🔲 時の記述について「末摘花の巻」2
父、常陸宮も死に、残された末摘花は、親友の大輔の命婦に悲しい気持ちを打ち明けます。大輔の命婦は、「いとよきおりかな」と、その寂しさにつけ込むように、源氏を導き入れ、末摘花の琴の演奏を聞かせることに成功します。そして、末摘花と源氏の恋物語は進行していくわけですが、そのことについては後ほど。
物語の出発に「八月十余日」という日付が明確にされています。現代の小説ではこのような時の記述は、余ほどの意味を持たぬ限り、ないのが普通です。逆に、推理小説のように時の記述が、解決のキーとなっていたりするのですが。
「源氏物語」では、時の記述がよく出てきます。「春・夏過ぎぬ。秋の頃ほひ」(「末摘花」)「年も暮れぬ」(末摘花)「朔日の御よそひ」(末摘花)といった具合です。
時の記述を確認しながら物語を展開するという書き方は、日記の記述ですよね。女流日記文学が、全盛だった平安中期の物語ですから、その影響によるものと推測されます。紫式部が「蜻蛉日記」の影響を受けていたのは当然のことですし、彼女自身も「紫式部日記」を書いています。
時系列に沿って、秩序立てて物語を展開するという散文表現の手法をカッチリお守りながら、手堅く表現しているんですね。

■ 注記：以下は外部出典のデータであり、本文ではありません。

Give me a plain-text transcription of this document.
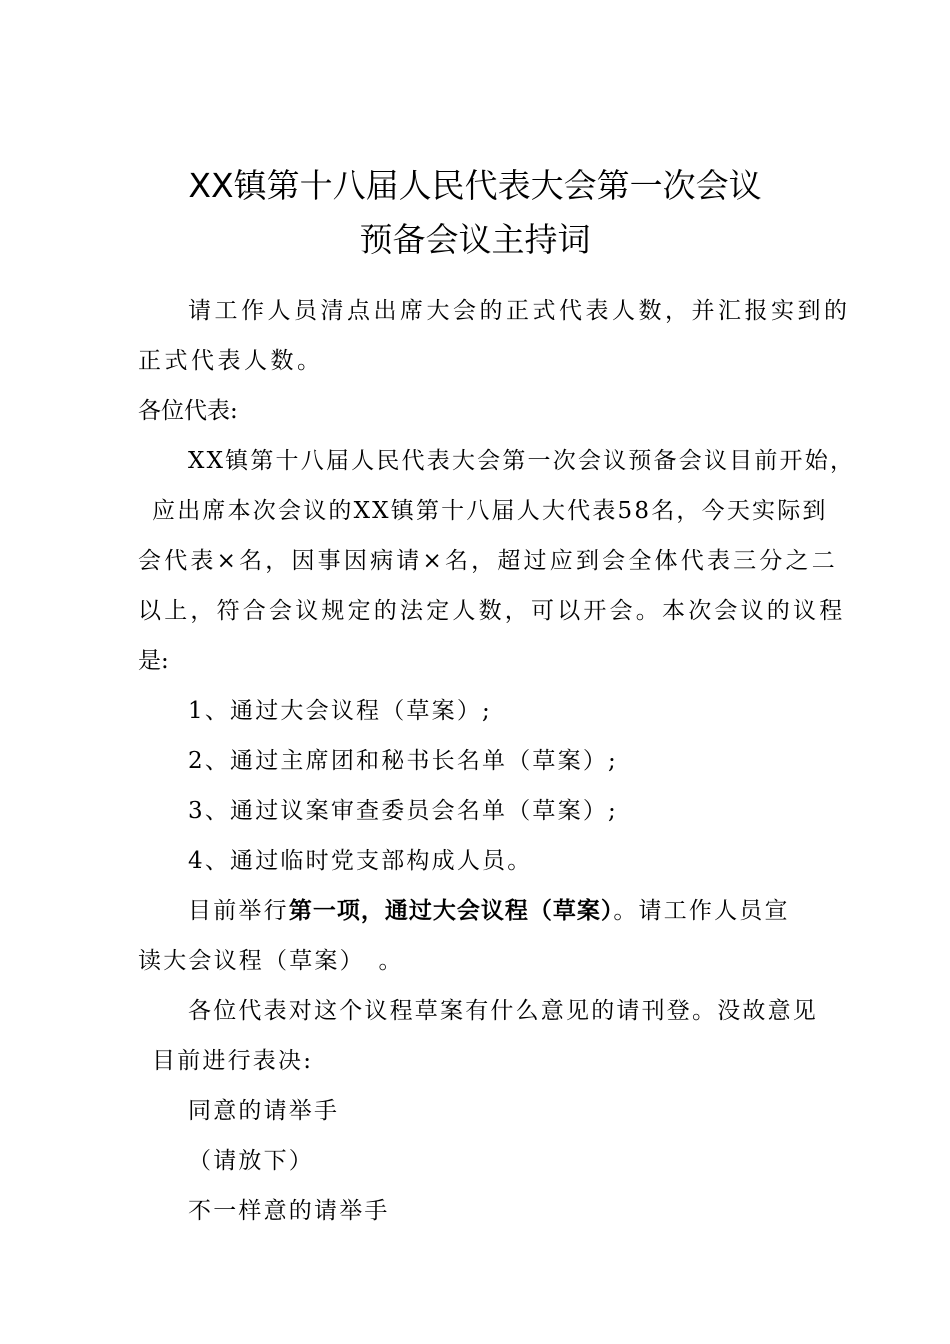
XX镇第十八届人民代表大会第一次会议
预备会议主持词

请工作人员清点出席大会的正式代表人数，并汇报实到的

正式代表人数。

各位代表:

XX镇第十八届人民代表大会第一次会议预备会议目前开始，

应出席本次会议的XX镇第十八届人大代表58名，今天实际到

会代表×名，因事因病请×名，超过应到会全体代表三分之二

以上，符合会议规定的法定人数，可以开会。本次会议的议程

是:

1、通过大会议程（草案）;

2、通过主席团和秘书长名单（草案）;

3、通过议案审查委员会名单（草案）;

4、通过临时党支部构成人员。

目前举行第一项，通过大会议程（草案）。请工作人员宣

读大会议程（草案）　。

各位代表对这个议程草案有什么意见的请刊登。没故意见

目前进行表决:

同意的请举手

（请放下）

不一样意的请举手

物語は、「かたる」という方法をも考慮しなければならなかったはずです。音声による伝達という観点も重要な意味を持っています。音声で伝えるとき、場面ごとの時系列を一つ一つ日記のごとく明らかにする必要に迫られるのです。そういう意味で、時の記述が重要な役割を果たしていたと考えられます。